ガラス風防の内側がこんな汚れに。雪結晶模様?結露のホコリがカビたのでしょうか?

メインスプリングも切れてました。右は幸運にもストックがあったジャストサイズ。よかった。

分解後

洗浄中。念入りに。

地板にキチ車・香箱・2番車を乗せる

3番・4番・ガンギ車と各押さえを取り付け

角穴車とラッチとバネ

押さえで固定

巻き上げ・時合わせ切り替え部品取り付け

レバーを引くと時合わせ位置に

アンクル取り付け

テンプ部品を組立て取付け

元気に動きだしました!大きな振りです。

文字盤取り付け

機械ガードを

ガチャンと取り付け、頑丈!

タバンウオッチ社の文字盤表示

レバーセットも完動


 TAVANNES-16J 犬印 060828 の下部説明文
 タバン社は、シュオーブ社を親会社とするグループの内の一社で、装飾を主な担当としていました。グループには他にシーマ社、サンドス社がありました。
 シュオーブ社は日本へも数多く輸出し、日露戦争(1904)後の好景気の中、庶民層にも懐中が浸透していきました。中でもこの犬印タバンは流通量が多く認知度も高いです。

■ サイズ・重量 ■

巾 46.5 o

重さ 76.7 g


■ 特記:象嵌ケースの清掃 ■

 今までにない長期戦となった(半年間コツコツと)この作業ですが、やはりこのタイプの懐中が大好きなんですね…。象嵌ってこんな朽ち果て方をするのかーというのもわかって参考になります。
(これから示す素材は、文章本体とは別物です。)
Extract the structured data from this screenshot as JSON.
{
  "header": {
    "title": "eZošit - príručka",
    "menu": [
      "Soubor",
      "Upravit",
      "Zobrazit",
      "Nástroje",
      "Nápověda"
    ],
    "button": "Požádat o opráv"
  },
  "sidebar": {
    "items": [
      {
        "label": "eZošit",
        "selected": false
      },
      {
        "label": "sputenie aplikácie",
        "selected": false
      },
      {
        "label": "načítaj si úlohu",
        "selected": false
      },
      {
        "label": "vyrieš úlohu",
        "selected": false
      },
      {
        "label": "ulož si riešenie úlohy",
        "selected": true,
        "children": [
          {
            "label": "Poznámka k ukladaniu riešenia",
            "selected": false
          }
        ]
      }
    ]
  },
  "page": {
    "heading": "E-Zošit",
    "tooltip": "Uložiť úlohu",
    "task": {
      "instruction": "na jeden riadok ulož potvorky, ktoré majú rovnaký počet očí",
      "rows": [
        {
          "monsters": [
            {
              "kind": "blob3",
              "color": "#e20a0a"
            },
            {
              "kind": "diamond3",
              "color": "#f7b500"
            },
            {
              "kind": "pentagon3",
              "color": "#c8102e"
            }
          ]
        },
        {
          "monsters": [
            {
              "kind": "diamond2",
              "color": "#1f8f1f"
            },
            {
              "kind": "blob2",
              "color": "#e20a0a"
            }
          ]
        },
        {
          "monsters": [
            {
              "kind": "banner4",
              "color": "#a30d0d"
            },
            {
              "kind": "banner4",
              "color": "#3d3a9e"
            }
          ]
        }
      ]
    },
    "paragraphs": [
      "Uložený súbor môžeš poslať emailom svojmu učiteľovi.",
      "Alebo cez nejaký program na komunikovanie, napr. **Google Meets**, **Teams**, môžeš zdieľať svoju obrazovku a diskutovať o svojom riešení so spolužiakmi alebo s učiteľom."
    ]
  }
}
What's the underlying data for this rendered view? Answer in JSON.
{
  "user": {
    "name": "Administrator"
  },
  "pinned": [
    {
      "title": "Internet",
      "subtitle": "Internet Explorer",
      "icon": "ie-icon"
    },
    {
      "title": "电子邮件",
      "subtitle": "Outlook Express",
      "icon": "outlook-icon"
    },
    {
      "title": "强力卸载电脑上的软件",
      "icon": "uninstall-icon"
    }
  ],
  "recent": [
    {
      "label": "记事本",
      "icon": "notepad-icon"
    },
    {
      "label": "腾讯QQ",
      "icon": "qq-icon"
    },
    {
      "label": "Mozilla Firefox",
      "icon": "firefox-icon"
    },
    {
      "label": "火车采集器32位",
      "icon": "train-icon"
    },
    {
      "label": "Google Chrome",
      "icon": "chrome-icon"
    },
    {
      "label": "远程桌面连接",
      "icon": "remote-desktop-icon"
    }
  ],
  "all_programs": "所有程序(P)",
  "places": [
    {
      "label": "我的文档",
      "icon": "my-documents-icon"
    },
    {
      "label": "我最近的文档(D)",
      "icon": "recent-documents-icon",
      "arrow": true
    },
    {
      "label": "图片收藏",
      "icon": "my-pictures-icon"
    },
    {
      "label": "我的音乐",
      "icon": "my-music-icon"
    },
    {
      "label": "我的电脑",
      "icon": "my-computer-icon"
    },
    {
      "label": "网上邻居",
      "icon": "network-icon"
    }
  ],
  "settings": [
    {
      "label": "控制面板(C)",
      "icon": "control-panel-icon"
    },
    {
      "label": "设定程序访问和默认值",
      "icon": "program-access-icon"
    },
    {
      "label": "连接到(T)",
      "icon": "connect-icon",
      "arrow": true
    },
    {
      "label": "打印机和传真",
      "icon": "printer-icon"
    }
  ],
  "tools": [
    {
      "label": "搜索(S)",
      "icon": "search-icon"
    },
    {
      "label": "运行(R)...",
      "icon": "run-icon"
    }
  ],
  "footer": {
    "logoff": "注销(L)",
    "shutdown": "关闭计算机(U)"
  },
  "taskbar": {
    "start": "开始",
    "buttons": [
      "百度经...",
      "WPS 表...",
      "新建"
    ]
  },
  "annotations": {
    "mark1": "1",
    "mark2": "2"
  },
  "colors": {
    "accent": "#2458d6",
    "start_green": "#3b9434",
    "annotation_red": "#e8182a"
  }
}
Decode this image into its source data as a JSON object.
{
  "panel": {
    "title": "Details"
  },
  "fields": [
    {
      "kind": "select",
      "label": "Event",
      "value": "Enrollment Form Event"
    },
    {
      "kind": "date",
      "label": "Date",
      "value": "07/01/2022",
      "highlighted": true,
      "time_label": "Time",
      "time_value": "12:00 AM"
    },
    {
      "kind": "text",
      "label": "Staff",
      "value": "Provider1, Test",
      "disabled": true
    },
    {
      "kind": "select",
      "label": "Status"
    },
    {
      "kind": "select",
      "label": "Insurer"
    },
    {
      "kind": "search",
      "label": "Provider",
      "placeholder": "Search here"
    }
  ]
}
元の状態がこれ!一見すると全面に漆黒の象嵌が残っていますが…

ほぼ全部がこのようなヒビだらけでした。手に持つだけで破片がポロポロと落ちてきます

このへんはほとんど砂と化してます

マークの中にもヒビが

この状態でベンジンに浸けるとどうなるか?洗うまでもなくドンドン滑落してきます

マークの象嵌も同様。


模様部分も、ヒビのある所は全て、

浮き上がるようにして剥落します

剥離部分拡大!地銀表面が腐食したようになって象嵌部分を押し上げています

ケースのサイド面も剥落します


ネック部分の象嵌もですね


剥落後のケース表面。全面が酸化したように白っぽくなってます。でも銀なら黒くなるハズ?

さて磨いてみましょう。この凹凸のある模様にうまく光沢が戻れば良いのですが

時間はかかりますが、なんとか銀艶が出てきました。凹凸も強調されていい感じです

比較のため右半分のみ磨く。差は歴然ですね

横位置での艶加減を確認

全ての象嵌が滑落した訳ではなく、マーク周辺は残りました。これはしっかりと接着しています。

全面剥がしてしまえば銀で統一されますが、なるべく元の状態も残すべきと考えました。

全面を磨く。凹凸がありましたのでムラになるかと思いましたが、逆に模様が強調されていい感じの浮柄になりました。